Oshingbesan Adebayo, Kamp Michelle, Mpangase Phelelani Thokozani, Adetunji Kayode, Iddi Samuel, Nderitu Daniel Maina, Akumu Tanya, Achilonu Okechinyere, Kisiangani Isaac, Mathema Theophilous, Tadesse Girmaw, Gomez-Olive F Xavier, Kabudula Chodziwadziwa Whiteson, Hazelhurst Scott, Asiki Gershim, Ramsay Michele, Speakman Skyler
IBM Research Africa, Nairobi, Kenya.
Sydney Brenner Institute for Molecular Bioscience, Faculty of Health Sciences, University of the Witwatersrand, Johannesburg, South Africa.
Sci Rep. 2025 Apr 22;15(1):13992. doi: 10.1038/s41598-025-96569-4.
This work provides three contributions that straddle the medical literature on multimorbidity and the data science community with an interest on exploratory analysis of health-related research data. First, we propose a definition for multimorbidity as the co-occurrence of (at least) two disease diagnoses from a pre-determined list. This interpretation adds to a growing body of working definitions emerging from the literature. Second, we apply this novel outcome of-interest to two sub-Saharan populations located in Nairobi, Kenya and Agincourt, South Africa. The source data for this analysis was collected as part of the Africa Wits-INDEPTH Partnership for Genomic Studies project. Third, we stratify this outcome-of-interest across all possible sub-populations and identify sub-populations with anomalously high (or low) rates of multimorbidity. Critically, the automatic stratification approach emphasizes efficient, disciplined exploratory-based analysis as a complementary alternative to more commonly-used confirmation analysis methods. Our results show that high-risk sub-populations identified in one part of the continent transfer to the other location (and vice-versa) with the equivalent sub-population at the other location also experiencing higher rates of multimorbidity. Second, we discover a real-world scenario where a more-at risk sub-population existed beyond the simpler sub-populations traditionally stratified by age and sex. This is in contrast to existing literature which commonly stratifies disease diagnoses by sex when reporting results. Patterns in diseases, and healthcare more generally, are likely more nuanced than manual approaches may be able to describe. This work helps introduce public health researchers to data science methods that scale to the size and complexity of modern day datasets.

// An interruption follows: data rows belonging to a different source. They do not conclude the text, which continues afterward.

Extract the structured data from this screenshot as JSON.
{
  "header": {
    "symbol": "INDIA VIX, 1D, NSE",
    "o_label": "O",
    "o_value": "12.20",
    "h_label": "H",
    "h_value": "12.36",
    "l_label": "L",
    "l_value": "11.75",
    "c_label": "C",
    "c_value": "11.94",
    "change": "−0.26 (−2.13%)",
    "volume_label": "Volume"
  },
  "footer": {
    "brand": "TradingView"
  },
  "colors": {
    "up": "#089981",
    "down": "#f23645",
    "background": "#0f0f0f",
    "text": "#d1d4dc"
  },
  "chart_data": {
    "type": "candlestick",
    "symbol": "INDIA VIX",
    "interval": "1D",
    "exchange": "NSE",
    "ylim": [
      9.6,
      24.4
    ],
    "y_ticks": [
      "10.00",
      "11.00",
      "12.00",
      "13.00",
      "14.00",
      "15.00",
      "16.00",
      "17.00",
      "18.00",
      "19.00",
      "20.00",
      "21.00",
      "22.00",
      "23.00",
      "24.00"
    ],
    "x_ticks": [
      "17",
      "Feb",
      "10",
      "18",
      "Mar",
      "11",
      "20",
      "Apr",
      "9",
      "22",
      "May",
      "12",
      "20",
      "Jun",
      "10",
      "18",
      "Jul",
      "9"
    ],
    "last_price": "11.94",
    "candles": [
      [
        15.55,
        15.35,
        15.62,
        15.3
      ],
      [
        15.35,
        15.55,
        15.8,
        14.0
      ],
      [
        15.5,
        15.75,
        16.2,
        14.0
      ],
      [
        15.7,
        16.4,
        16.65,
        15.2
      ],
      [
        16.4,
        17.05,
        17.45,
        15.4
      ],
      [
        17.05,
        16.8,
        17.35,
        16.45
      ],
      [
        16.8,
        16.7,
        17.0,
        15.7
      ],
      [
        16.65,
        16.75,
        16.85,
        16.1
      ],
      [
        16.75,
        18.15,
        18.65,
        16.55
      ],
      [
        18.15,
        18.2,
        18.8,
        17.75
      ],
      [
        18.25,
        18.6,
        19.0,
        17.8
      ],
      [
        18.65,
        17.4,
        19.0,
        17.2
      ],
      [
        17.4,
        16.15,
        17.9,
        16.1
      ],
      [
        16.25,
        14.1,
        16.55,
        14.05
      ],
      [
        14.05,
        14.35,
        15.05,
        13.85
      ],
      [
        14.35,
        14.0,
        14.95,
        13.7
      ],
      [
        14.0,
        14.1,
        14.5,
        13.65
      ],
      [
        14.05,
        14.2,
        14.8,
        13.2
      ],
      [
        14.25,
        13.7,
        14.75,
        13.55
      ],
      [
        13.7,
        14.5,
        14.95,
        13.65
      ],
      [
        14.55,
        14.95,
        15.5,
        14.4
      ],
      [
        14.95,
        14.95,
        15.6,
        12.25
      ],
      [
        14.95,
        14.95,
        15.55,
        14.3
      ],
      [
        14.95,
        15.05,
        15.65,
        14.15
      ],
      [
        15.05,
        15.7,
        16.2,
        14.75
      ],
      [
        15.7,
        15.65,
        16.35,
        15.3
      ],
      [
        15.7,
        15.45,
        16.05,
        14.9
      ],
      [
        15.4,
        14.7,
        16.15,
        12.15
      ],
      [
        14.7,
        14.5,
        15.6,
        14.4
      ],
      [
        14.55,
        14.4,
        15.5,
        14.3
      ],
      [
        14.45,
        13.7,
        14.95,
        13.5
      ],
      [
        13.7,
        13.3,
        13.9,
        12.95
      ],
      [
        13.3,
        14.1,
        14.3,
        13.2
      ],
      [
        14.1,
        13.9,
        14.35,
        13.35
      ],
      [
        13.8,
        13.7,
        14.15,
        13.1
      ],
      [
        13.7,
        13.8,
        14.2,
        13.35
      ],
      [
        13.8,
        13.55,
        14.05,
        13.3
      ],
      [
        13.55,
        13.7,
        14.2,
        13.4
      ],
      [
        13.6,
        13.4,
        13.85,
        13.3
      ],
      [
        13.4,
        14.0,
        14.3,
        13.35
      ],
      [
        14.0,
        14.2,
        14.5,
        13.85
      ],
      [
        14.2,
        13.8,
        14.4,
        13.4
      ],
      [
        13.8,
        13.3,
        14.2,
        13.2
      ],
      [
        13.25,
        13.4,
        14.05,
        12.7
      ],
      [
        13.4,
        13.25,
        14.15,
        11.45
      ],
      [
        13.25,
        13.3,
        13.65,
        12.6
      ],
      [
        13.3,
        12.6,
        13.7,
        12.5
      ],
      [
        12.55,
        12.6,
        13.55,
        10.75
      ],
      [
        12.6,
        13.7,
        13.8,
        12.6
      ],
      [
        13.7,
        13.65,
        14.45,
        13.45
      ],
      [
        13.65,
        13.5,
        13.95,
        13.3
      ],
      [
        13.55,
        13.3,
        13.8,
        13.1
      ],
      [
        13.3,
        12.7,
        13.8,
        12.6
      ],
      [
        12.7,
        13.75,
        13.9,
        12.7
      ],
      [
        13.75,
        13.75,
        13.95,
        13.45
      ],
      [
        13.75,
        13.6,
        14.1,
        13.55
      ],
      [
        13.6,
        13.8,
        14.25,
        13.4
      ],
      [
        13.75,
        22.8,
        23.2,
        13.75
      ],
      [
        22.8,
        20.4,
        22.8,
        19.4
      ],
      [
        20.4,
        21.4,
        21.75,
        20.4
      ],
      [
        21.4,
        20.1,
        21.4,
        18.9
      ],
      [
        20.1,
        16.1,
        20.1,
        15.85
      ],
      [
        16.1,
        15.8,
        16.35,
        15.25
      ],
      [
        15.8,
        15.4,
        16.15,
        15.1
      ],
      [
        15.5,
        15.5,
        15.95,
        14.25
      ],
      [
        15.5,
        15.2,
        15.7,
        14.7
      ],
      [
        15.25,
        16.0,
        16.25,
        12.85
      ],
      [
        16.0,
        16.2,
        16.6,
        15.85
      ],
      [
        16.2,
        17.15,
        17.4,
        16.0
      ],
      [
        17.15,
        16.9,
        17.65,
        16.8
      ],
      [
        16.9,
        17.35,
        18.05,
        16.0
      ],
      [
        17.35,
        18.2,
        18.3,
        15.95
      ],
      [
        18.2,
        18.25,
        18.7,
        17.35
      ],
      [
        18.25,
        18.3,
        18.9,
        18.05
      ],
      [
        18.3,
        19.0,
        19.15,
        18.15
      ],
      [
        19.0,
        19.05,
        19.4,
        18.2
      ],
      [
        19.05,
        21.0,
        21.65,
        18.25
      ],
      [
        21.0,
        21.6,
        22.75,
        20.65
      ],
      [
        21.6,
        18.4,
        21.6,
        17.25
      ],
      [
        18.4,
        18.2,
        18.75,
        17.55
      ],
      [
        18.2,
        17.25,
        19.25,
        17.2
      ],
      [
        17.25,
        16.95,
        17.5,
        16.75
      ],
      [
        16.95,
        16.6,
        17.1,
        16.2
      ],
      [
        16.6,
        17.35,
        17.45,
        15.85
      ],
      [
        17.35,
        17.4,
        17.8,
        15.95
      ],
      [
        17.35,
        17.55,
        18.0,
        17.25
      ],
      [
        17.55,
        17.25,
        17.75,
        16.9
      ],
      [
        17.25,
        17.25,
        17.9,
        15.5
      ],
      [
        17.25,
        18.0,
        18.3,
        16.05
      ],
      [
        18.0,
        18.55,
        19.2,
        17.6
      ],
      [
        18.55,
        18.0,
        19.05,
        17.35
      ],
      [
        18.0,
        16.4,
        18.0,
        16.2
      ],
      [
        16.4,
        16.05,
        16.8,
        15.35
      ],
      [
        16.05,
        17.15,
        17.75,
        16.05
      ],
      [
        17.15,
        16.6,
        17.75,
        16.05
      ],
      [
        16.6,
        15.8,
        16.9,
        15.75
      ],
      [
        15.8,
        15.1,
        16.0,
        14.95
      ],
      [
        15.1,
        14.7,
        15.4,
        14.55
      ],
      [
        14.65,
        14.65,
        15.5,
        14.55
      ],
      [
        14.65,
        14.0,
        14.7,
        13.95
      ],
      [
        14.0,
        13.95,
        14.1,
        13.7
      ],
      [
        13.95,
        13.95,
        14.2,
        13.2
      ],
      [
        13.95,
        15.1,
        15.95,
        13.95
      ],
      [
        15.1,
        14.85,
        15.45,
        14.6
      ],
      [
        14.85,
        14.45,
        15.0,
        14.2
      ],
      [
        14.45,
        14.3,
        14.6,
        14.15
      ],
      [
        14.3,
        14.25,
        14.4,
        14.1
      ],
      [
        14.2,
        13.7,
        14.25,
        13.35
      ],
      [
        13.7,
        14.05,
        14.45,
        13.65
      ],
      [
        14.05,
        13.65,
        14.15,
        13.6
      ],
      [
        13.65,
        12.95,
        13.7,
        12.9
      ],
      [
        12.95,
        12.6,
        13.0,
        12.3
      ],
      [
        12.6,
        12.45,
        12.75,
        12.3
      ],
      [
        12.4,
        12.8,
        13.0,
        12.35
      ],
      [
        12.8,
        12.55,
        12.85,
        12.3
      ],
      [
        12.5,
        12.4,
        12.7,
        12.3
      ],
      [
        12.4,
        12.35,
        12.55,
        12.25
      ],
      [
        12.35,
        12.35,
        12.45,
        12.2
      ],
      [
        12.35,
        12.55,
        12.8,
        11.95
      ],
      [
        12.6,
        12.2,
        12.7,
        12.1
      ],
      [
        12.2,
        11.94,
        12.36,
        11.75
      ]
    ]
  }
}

这项工作做出了三项贡献,跨越了关于多重疾病的医学文献以及对健康相关研究数据进行探索性分析感兴趣的数据科学界。首先,我们提出了多重疾病的定义,即(至少)两种来自预先确定列表的疾病诊断同时出现。这种解释为文献中不断增加的实用定义增添了内容。其次,我们将这个新的关注结果应用于位于肯尼亚内罗毕和南非阿金库尔的两个撒哈拉以南人群。该分析的源数据是作为非洲维茨 - 深入基因组研究伙伴关系项目的一部分收集的。第三,我们对这个关注结果在所有可能的亚人群中进行分层,并识别出多重疾病发生率异常高(或低)的亚人群。至关重要的是,这种自动分层方法强调高效、规范的基于探索的分析,作为更常用的验证分析方法的补充替代方法。我们的结果表明,在该大陆一个地区识别出的高风险亚人群转移到了另一个地区(反之亦然),另一个地区的同等亚人群也经历了更高的多重疾病发生率。其次,我们发现了一个现实世界的情况,即在传统上按年龄和性别分层的更简单亚人群之外,存在一个风险更高的亚人群。这与现有文献形成对比,现有文献在报告结果时通常按性别对疾病诊断进行分层。疾病模式以及更广泛的医疗保健模式可能比手动方法所能描述的更加细微差别。这项工作有助于向公共卫生研究人员介绍能够适应现代数据集规模和复杂性的数据科学方法。